Burundi’s ruling party wins election, opposition rejects Museveni

Poll results

Poll results

The ruling party in Burundi has overwhelmingly won the June 29 parliamentary elections, according to the results announced Tuesday by the country’s electoral body (CENI).

According to the National Independent Electoral Commission (CENI). the National Council for Defense of Democracy-Forces for Defense of Democracy (CNDD-FDD), won 60.28% of the vote, obtaining 77 seats in the Lower Chamber of Parliament, out of the total 100.

AMIZERO Y’ABARUNDI (Hope for Burundians), an opposition coalition led by Agathon Rwasa came in a distant second with a paltry 11.6 %, equivalent to 21 seats in the Chamber of deputies. This alliance pulled out of the communal and legislative polls in protest two days to election day.

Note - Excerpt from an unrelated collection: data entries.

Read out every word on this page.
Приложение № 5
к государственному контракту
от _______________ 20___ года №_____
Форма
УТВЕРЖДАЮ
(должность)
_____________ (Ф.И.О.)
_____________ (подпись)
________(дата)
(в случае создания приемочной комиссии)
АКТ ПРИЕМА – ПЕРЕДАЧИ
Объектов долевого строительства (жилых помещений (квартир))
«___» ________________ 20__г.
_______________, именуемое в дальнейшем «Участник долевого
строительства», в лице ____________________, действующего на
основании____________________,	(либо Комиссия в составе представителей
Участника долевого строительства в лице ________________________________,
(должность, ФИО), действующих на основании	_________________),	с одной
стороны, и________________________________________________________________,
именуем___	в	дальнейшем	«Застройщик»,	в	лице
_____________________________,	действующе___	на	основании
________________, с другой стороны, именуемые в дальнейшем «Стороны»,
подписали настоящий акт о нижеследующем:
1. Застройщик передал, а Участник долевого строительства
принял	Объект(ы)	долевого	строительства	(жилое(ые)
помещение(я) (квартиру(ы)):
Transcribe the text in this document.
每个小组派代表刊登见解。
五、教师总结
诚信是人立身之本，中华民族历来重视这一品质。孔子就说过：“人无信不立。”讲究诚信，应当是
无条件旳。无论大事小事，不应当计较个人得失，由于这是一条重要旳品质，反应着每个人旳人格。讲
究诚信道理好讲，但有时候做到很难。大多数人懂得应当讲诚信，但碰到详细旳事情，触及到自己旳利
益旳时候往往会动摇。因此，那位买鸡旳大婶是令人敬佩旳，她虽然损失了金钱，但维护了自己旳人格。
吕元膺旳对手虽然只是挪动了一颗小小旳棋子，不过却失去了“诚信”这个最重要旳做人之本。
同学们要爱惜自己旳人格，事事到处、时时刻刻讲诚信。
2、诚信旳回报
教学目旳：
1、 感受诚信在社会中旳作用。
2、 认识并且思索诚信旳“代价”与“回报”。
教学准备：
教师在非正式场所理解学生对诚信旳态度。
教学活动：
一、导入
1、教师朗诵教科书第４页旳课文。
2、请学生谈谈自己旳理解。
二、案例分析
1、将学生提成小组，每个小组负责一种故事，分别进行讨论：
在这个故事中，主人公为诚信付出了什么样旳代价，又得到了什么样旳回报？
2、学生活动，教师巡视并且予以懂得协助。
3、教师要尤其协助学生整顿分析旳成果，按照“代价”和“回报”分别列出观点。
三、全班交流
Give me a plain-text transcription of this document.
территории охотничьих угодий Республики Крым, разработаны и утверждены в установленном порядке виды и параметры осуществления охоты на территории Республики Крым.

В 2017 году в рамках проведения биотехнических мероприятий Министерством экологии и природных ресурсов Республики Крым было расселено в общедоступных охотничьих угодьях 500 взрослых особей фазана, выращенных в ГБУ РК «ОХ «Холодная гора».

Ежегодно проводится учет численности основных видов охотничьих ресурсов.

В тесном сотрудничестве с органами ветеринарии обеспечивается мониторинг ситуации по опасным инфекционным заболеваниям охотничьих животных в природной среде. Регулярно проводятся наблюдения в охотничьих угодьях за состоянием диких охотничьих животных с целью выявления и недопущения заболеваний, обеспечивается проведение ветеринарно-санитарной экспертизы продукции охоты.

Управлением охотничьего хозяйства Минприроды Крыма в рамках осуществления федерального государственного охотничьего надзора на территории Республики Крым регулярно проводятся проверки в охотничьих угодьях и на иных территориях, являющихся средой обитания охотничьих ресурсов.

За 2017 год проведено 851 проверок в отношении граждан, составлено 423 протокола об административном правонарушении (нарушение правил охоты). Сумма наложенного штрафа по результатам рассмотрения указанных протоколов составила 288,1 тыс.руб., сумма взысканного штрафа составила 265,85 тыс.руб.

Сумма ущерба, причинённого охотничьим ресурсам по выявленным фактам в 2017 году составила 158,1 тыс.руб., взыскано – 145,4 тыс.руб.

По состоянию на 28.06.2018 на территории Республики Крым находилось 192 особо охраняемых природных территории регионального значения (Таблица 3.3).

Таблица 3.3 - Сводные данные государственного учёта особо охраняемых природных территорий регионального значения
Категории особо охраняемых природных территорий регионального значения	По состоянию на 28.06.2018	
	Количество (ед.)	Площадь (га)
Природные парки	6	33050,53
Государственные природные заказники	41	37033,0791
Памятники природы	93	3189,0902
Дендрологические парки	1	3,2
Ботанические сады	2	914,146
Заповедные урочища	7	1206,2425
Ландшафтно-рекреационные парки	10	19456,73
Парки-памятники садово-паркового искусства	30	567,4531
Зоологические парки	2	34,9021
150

CNDD-FDD ally UPRONA won just 2.49% (2 seats).

Twelve parties and two coalitions of independent candidates vied for seats in the Lower Chamber of deputies, but only three managed to get results.

For the opposition that did not participate in the polls, the Chairman of CENI Pierre-Claver Ndayicariye says what would have been their seats will be distributed to those parties that remained in the electoral race.

This comes as a contradiction to what he had said a day before the June 29 polls, that the votes would become nullified.

While the constitution offers 30 per cent of seats to women in the National Assembly, the results show that they got only 25 seats out of a hundred.

The current constitution, a product of the 2000 Arusha Peace and Reconciliation Agreement, provides that Parliament must observe a strict women and ethnic representation at 60 % Hutu, 40% Tutsi, and 3% for the coopted Twa.

This gender and ethnic representation is not reflected in the results but CENI says the government will make appointments to that effect.

Communal election results will be announced at provincial electoral branches, according to CENI.

Mr. Ndayicariye said the June 29 polling turnout amounted to 74.32 per cent.

As the ruling party appreciates the outcomes, opposition still rejects the results and demands cancellation so as to prepare a free and fair electoral process.

“The electoral process did not constitute a consensus as recommended by the international community and this is one of the reasons that pushed us to pull out. So the results of the June 29 polls should be put aside in order to organize and hold all elections on the same date as presidential,” Agathon Rwasa, the leader of Hope for Burundians told this website.

The opposition has also rejected Monday’s EAC heads of state summit recomedation that the forthcoming presidential election be postponed until July 30.

Rwasa said the summit was missed some critical issues in the conflict in Burundi namely, third term and elections postponement until peace returns to the country.

He argues the heads of state should have rejected the just concluded controversial polls, and they should have called for a longer postponement of the presidential election slated for July 15.

The Burundian opposition has also wasted no time in snubbing Ugandan President, Yoweri Museveni as new mediator in the stalled talks to end the crisis.

The recent EAC heads of state summit appointed Mr. Museveni to facilitate talks between the government and the ruling party on one side, and the opposition and civil society on the other but unlike the government side that welcomed Museveni’s appointment, opposition argues he is not the right choice given he has been in power for nearly 30 years.

Frederic Bamvuginyumvira, the Vice-president of FRODEBU, an opposition party says he not optimistic Museveni will make headway in the talks.

“The core cause of the current crisis in Burundi is about the third

term bid of President Pierre Nkurunziza. Museveni has been ruling

Uganda for 29 years now. How can he advise him to withdraw his bid?,” Bamvuginyuma told Afrika Reporter.

He further said the EAC leaders inadvertently endorsed the third term of president Nkurunziza as they didn’t discuss the issue.